Он скрещивает руки на груди, опускает голову и исчезает. Темная вещь рыдает внутри света и тьмы.
Мадрак наполняет стаканы.
Фрамин долго и пристально рассматривает вино на свет, пьет. Мадрак наливает еще.
— Ни жизни, ни чести, — вздыхает Фрамин.
— Ты же никогда по-настоящему не поддерживал программу.
— И что толку? Ни жизни, ни чести.
— Весьма поэтично… Фрамин поглаживает бороду.
— Я ничему и никому не могу быть предан полностью.
— В этом твое несчастье, мой бедный Ангел Седьмой Станции.
— Этот титул погиб вместе с ней.
— В изгнании аристократия всегда стремилась сохранить хотя бы свои титулы.
Взгляни на самого себя темноте, и что увидишь?
— Ничего.
— Вот именно.
— И что из этого?
— Ничего. Тьма.
— Я не вижу смысла в твоих словах.
— Во тьме это неудивительно, воин-священник.
— Перестань говорить загадками, Фрамин. В чем дело?
— Зачем ты искал меня?
— У меня есть последние данные о численности населения. Похоже, оно приближается к Критической Точке — той, что никогда не наступает. Хочешь взглянуть на них?
— Нет. Я в этом не нуждаюсь. Что бы там ни было, ты прав.
— Ты чувствуешь это в приливах и отливах Энергий? Фрамин кивает.
— Дай-ка мне сигарету, — говорит Мадрак. Фрамин щелкает пальцами и извлекает зажженную сигарету из воздуха.
— В этот раз будет нечто особенное, не просто отлив волны Жизни. Боюсь, идет взрывная волна.
— И что станет с этим миром?
— Я не знаю, Мадрак. Но уйду, как только буду знать.
— О?! Когда же?
— Завтра вечером, хотя бы для этого пришлось снова сыграть с Черной Волной. Мне лучше не откладывая удовлетворить свою тягу к смерти, предпочтительно, не покидая собственной пентаграммы.
— Кто-нибудь еще остается здесь?
— Нет. На Блисе всего двое бессмертных.
— Ты откроешь мне выход, когда будешь уходить?
— Конечно.
— Тогда я, пожалуй, задержусь на ярмарке до завтрашнего вечера.
— На твоем месте я бы не медлил. Ничего хорошего этот мир не ждет. Если хочешь, я могу открыть выход прямо сейчас. — Фрамин вновь щелкает пальцами и извлекает сигарету для себя.

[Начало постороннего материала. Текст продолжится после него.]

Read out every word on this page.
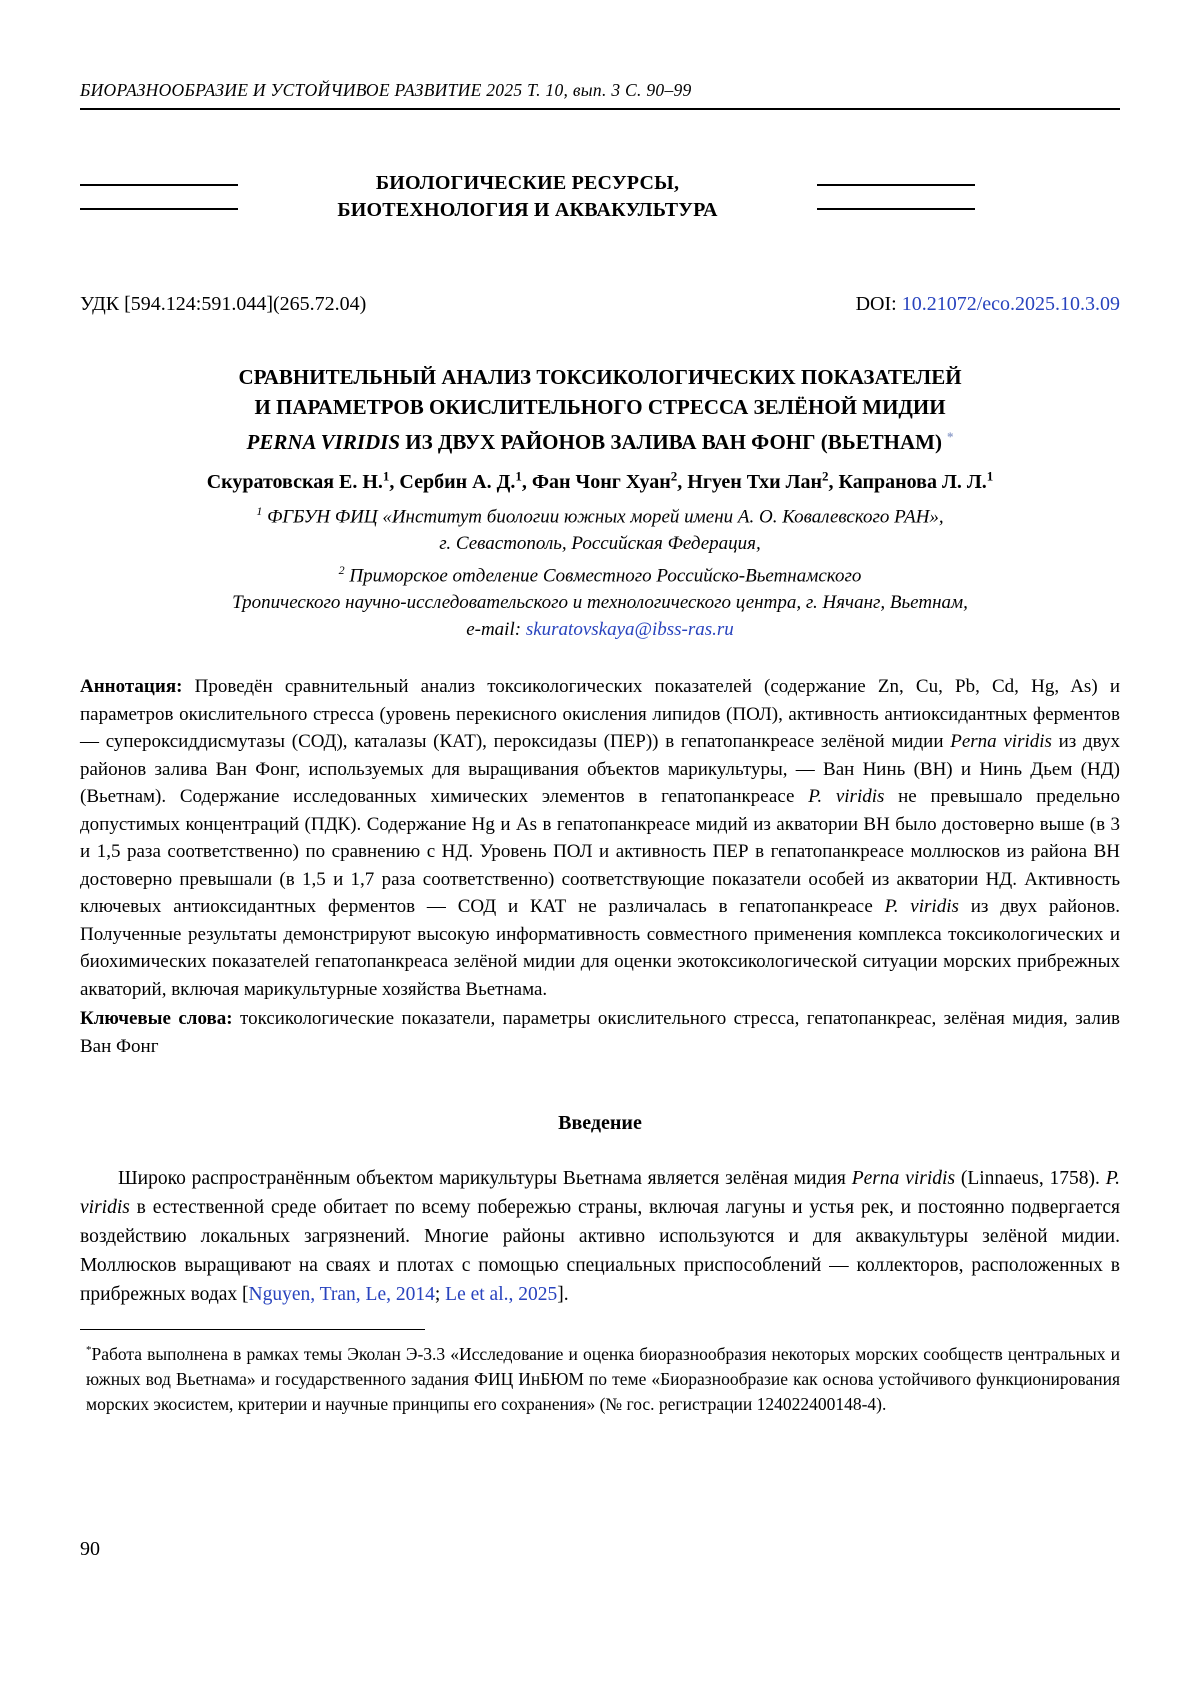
БИОРАЗНООБРАЗИЕ И УСТОЙЧИВОЕ РАЗВИТИЕ 2025 Т. 10, вып. 3 С. 90–99
БИОЛОГИЧЕСКИЕ РЕСУРСЫ,
БИОТЕХНОЛОГИЯ И АКВАКУЛЬТУРА
УДК [594.124:591.044](265.72.04)	DOI: 10.21072/eco.2025.10.3.09
СРАВНИТЕЛЬНЫЙ АНАЛИЗ ТОКСИКОЛОГИЧЕСКИХ ПОКАЗАТЕЛЕЙ
И ПАРАМЕТРОВ ОКИСЛИТЕЛЬНОГО СТРЕССА ЗЕЛЁНОЙ МИДИИ
PERNA VIRIDIS ИЗ ДВУХ РАЙОНОВ ЗАЛИВА ВАН ФОНГ (ВЬЕТНАМ) *
Скуратовская Е. Н.$^1$, Сербин А. Д.$^1$, Фан Чонг Хуан$^2$, Нгуен Тхи Лан$^2$, Капранова Л. Л.$^1$
$^1$ ФГБУН ФИЦ «Институт биологии южных морей имени А. О. Ковалевского РАН»,
г. Севастополь, Российская Федерация,
$^2$ Приморское отделение Совместного Российско-Вьетнамского
Тропического научно-исследовательского и технологического центра, г. Нячанг, Вьетнам,
e-mail: skuratovskaya@ibss-ras.ru

Аннотация: Проведён сравнительный анализ токсикологических показателей (содержание Zn, Cu, Pb, Cd, Hg, As) и параметров окислительного стресса (уровень перекисного окисления липидов (ПОЛ), активность антиоксидантных ферментов — супероксиддисмутазы (СОД), каталазы (КАТ), пероксидазы (ПЕР)) в гепатопанкреасе зелёной мидии Perna viridis из двух районов залива Ван Фонг, используемых для выращивания объектов марикультуры, — Ван Нинь (ВН) и Нинь Дьем (НД) (Вьетнам). Содержание исследованных химических элементов в гепатопанкреасе P. viridis не превышало предельно допустимых концентраций (ПДК). Содержание Hg и As в гепатопанкреасе мидий из акватории ВН было достоверно выше (в 3 и 1,5 раза соответственно) по сравнению с НД. Уровень ПОЛ и активность ПЕР в гепатопанкреасе моллюсков из района ВН достоверно превышали (в 1,5 и 1,7 раза соответственно) соответствующие показатели особей из акватории НД. Активность ключевых антиоксидантных ферментов — СОД и КАТ не различалась в гепатопанкреасе P. viridis из двух районов. Полученные результаты демонстрируют высокую информативность совместного применения комплекса токсикологических и биохимических показателей гепатопанкреаса зелёной мидии для оценки экотоксикологической ситуации морских прибрежных акваторий, включая марикультурные хозяйства Вьетнама.

Ключевые слова: токсикологические показатели, параметры окислительного стресса, гепатопанкреас, зелёная мидия, залив Ван Фонг

Введение

Широко распространённым объектом марикультуры Вьетнама является зелёная мидия Perna viridis (Linnaeus, 1758). P. viridis в естественной среде обитает по всему побережью страны, включая лагуны и устья рек, и постоянно подвергается воздействию локальных загрязнений. Многие районы активно используются и для аквакультуры зелёной мидии. Моллюсков выращивают на сваях и плотах с помощью специальных приспособлений — коллекторов, расположенных в прибрежных водах [Nguyen, Tran, Le, 2014; Le et al., 2025].

*Работа выполнена в рамках темы Эколан Э-3.3 «Исследование и оценка биоразнообразия некоторых морских сообществ центральных и южных вод Вьетнама» и государственного задания ФИЦ ИнБЮМ по теме «Биоразнообразие как основа устойчивого функционирования морских экосистем, критерии и научные принципы его сохранения» (№ гос. регистрации 124022400148-4).

90
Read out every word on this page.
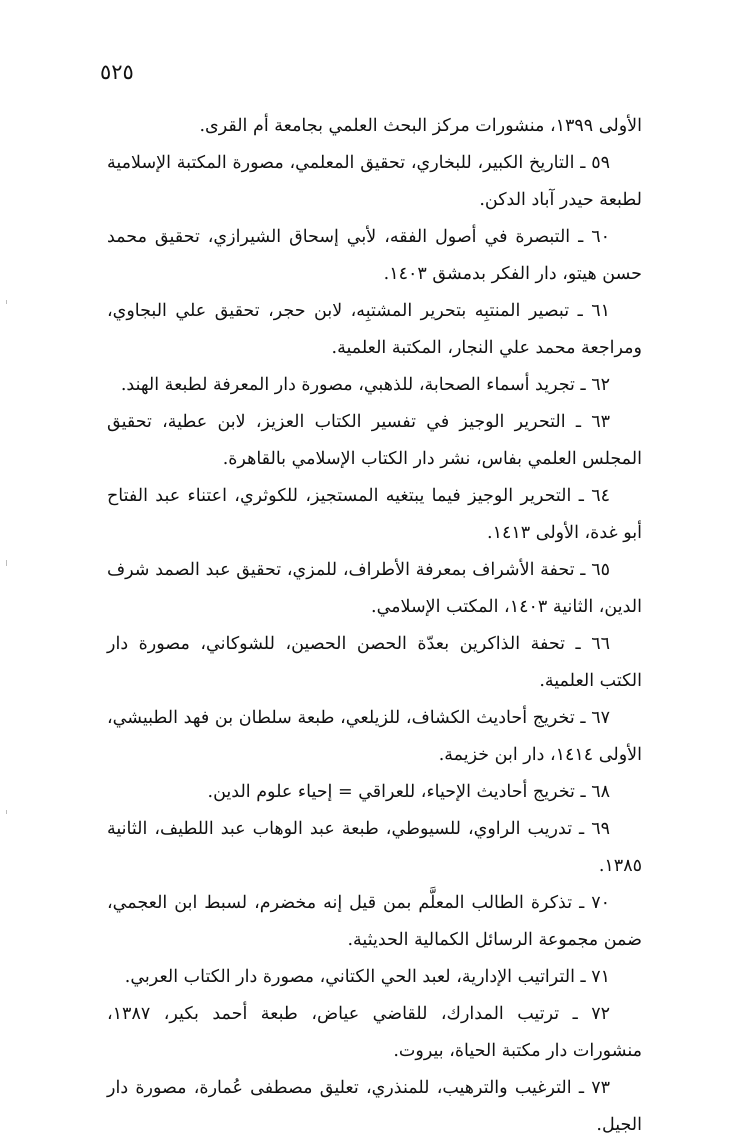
٥٢٥

الأولى ١٣٩٩، منشورات مركز البحث العلمي بجامعة أم القرى.

٥٩ ـ التاريخ الكبير، للبخاري، تحقيق المعلمي، مصورة المكتبة الإسلامية لطبعة حيدر آباد الدكن.

٦٠ ـ التبصرة في أصول الفقه، لأبي إسحاق الشيرازي، تحقيق محمد حسن هيتو، دار الفكر بدمشق ١٤٠٣.

٦١ ـ تبصير المنتبِه بتحرير المشتبِه، لابن حجر، تحقيق علي البجاوي، ومراجعة محمد علي النجار، المكتبة العلمية.

٦٢ ـ تجريد أسماء الصحابة، للذهبي، مصورة دار المعرفة لطبعة الهند.

٦٣ ـ التحرير الوجيز في تفسير الكتاب العزيز، لابن عطية، تحقيق المجلس العلمي بفاس، نشر دار الكتاب الإسلامي بالقاهرة.

٦٤ ـ التحرير الوجيز فيما يبتغيه المستجيز، للكوثري، اعتناء عبد الفتاح أبو غدة، الأولى ١٤١٣.

٦٥ ـ تحفة الأشراف بمعرفة الأطراف، للمزي، تحقيق عبد الصمد شرف الدين، الثانية ١٤٠٣، المكتب الإسلامي.

٦٦ ـ تحفة الذاكرين بعدّة الحصن الحصين، للشوكاني، مصورة دار الكتب العلمية.

٦٧ ـ تخريج أحاديث الكشاف، للزيلعي، طبعة سلطان بن فهد الطبيشي، الأولى ١٤١٤، دار ابن خزيمة.

٦٨ ـ تخريج أحاديث الإحياء، للعراقي = إحياء علوم الدين.

٦٩ ـ تدريب الراوي، للسيوطي، طبعة عبد الوهاب عبد اللطيف، الثانية ١٣٨٥.

٧٠ ـ تذكرة الطالب المعلَّم بمن قيل إنه مخضرم، لسبط ابن العجمي، ضمن مجموعة الرسائل الكمالية الحديثية.

٧١ ـ التراتيب الإدارية، لعبد الحي الكتاني، مصورة دار الكتاب العربي.

٧٢ ـ ترتيب المدارك، للقاضي عياض، طبعة أحمد بكير، ١٣٨٧، منشورات دار مكتبة الحياة، بيروت.

٧٣ ـ الترغيب والترهيب، للمنذري، تعليق مصطفى عُمارة، مصورة دار الجيل.
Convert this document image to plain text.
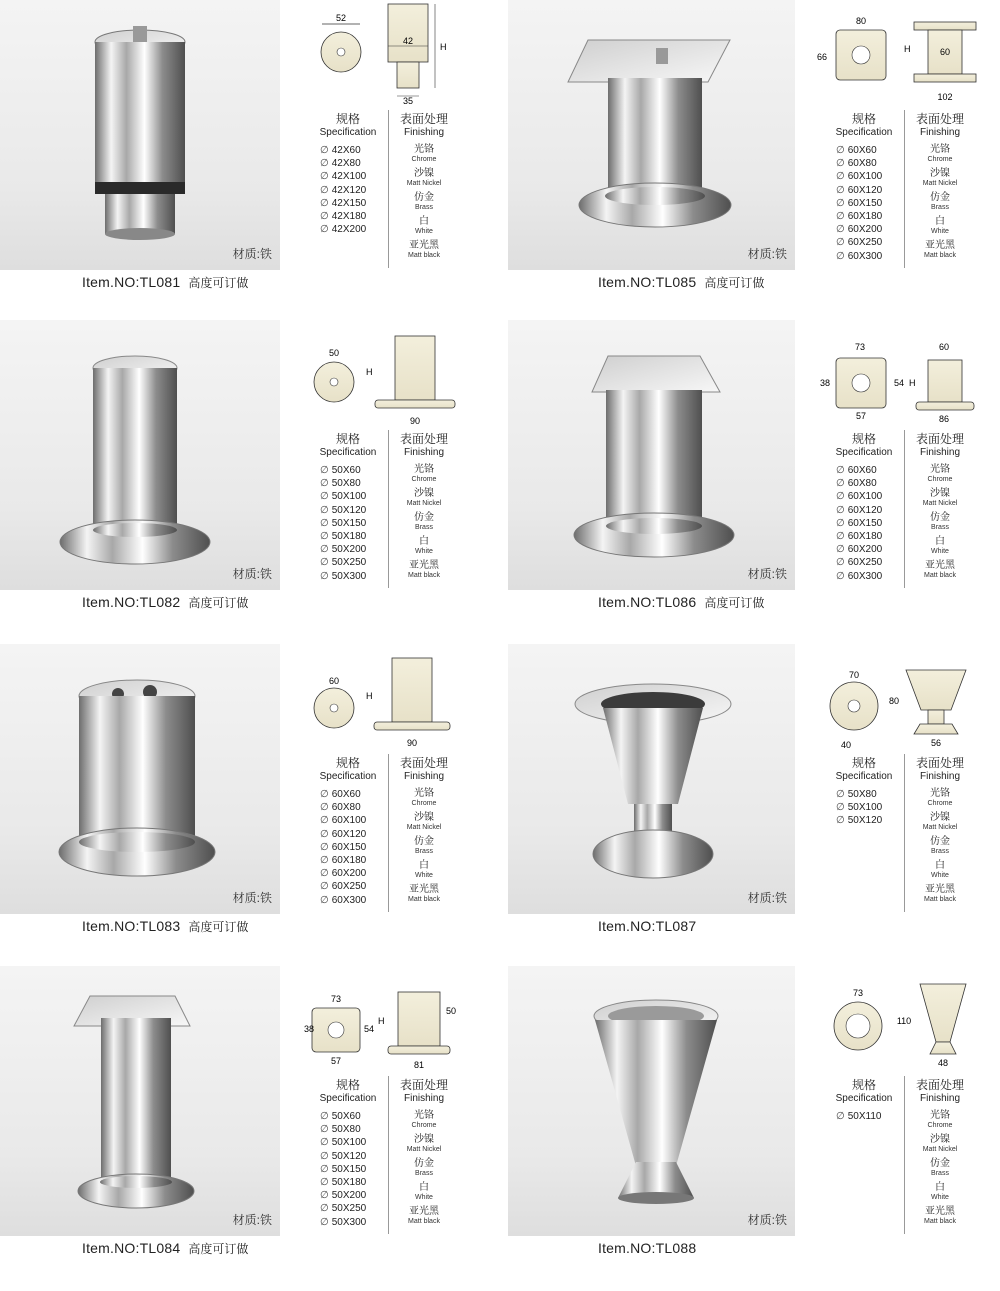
材质:铁
52
42
35
H
规格
Specification
∅ 42X60
∅ 42X80
∅ 42X100
∅ 42X120
∅ 42X150
∅ 42X180
∅ 42X200
表面处理
Finishing
光铬
Chrome
沙镍
Matt Nickel
仿金
Brass
白
White
亚光黑
Matt black
Item.NO:TL081 高度可订做
材质:铁
80
66
H	60
102
规格
Specification
∅ 60X60
∅ 60X80
∅ 60X100
∅ 60X120
∅ 60X150
∅ 60X180
∅ 60X200
∅ 60X250
∅ 60X300
表面处理
Finishing
光铬
Chrome
沙镍
Matt Nickel
仿金
Brass
白
White
亚光黑
Matt black
Item.NO:TL085 高度可订做
材质:铁
50
H
90
规格
Specification
∅ 50X60
∅ 50X80
∅ 50X100
∅ 50X120
∅ 50X150
∅ 50X180
∅ 50X200
∅ 50X250
∅ 50X300
表面处理
Finishing
光铬
Chrome
沙镍
Matt Nickel
仿金
Brass
白
White
亚光黑
Matt black
Item.NO:TL082 高度可订做
材质:铁
73
38	54
57
H
60
86
规格
Specification
∅ 60X60
∅ 60X80
∅ 60X100
∅ 60X120
∅ 60X150
∅ 60X180
∅ 60X200
∅ 60X250
∅ 60X300
表面处理
Finishing
光铬
Chrome
沙镍
Matt Nickel
仿金
Brass
白
White
亚光黑
Matt black
Item.NO:TL086 高度可订做
材质:铁
60
H
90
规格
Specification
∅ 60X60
∅ 60X80
∅ 60X100
∅ 60X120
∅ 60X150
∅ 60X180
∅ 60X200
∅ 60X250
∅ 60X300
表面处理
Finishing
光铬
Chrome
沙镍
Matt Nickel
仿金
Brass
白
White
亚光黑
Matt black
Item.NO:TL083 高度可订做
材质:铁
70
40
80
56
规格
Specification
∅ 50X80
∅ 50X100
∅ 50X120
表面处理
Finishing
光铬
Chrome
沙镍
Matt Nickel
仿金
Brass
白
White
亚光黑
Matt black
Item.NO:TL087
材质:铁
73
38	54
57
H
50
81
规格
Specification
∅ 50X60
∅ 50X80
∅ 50X100
∅ 50X120
∅ 50X150
∅ 50X180
∅ 50X200
∅ 50X250
∅ 50X300
表面处理
Finishing
光铬
Chrome
沙镍
Matt Nickel
仿金
Brass
白
White
亚光黑
Matt black
Item.NO:TL084 高度可订做
材质:铁
73
110
48
规格
Specification
∅ 50X110
表面处理
Finishing
光铬
Chrome
沙镍
Matt Nickel
仿金
Brass
白
White
亚光黑
Matt black
Item.NO:TL088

Потом замечает перед собой наполненный стакан и неторопливо осушает его. — Мудрее всего отправиться немедленно, — рассуждает он, — но мудрость есть следствие знания; а знание, откровенно говоря, есть следствие неразумных деяний. Поэтому чтобы умножить свои знания и стать мудрее, я тоже останусь еще на день.
— Значит, нечто особенное произойдет именно завтра?
— Да. Взрывная волна. Я чувствую приближение Энергий. Недавно было какое-то движение в том великом Доме, куда в конце концов уходит все живущее.
— Тогда мне тоже не помешает приобщиться к этому знанию, — усмехается Мадрак, — тем более, что всякое движение в том Доме задевает моего бывшего хозяина, Который-был-Тысячей.
— Ты цепляешься за обветшавшую преданность, могучий.
— Возможно. А тебе это на что? Зачем тебе множить свою мудрость такой ценой, Ангел?
— Мудрость самоценна. К тому же подобные вещи могут стать источником великой поэзии.
— Если смерть есть источник великой поэзии, то я предпочитаю бездарную. Кстати, о таких изменениях на Средних Мирах неплохо бы известить Принца…
— Я пью за твою преданность, могучий, однако согласись, наш бывший господин тоже приложил руку к теперешнему беспорядку.
— Твои мысли на сей счет мне известны. Поэт делает глоток и вдруг опускает стакан. Глаза его теперь заполняет один цвет, — зеленый. Черные точки зрачков и белки растворяются, исчезают, глаза становятся бледными изумрудами, и в каждом живет желтая искра.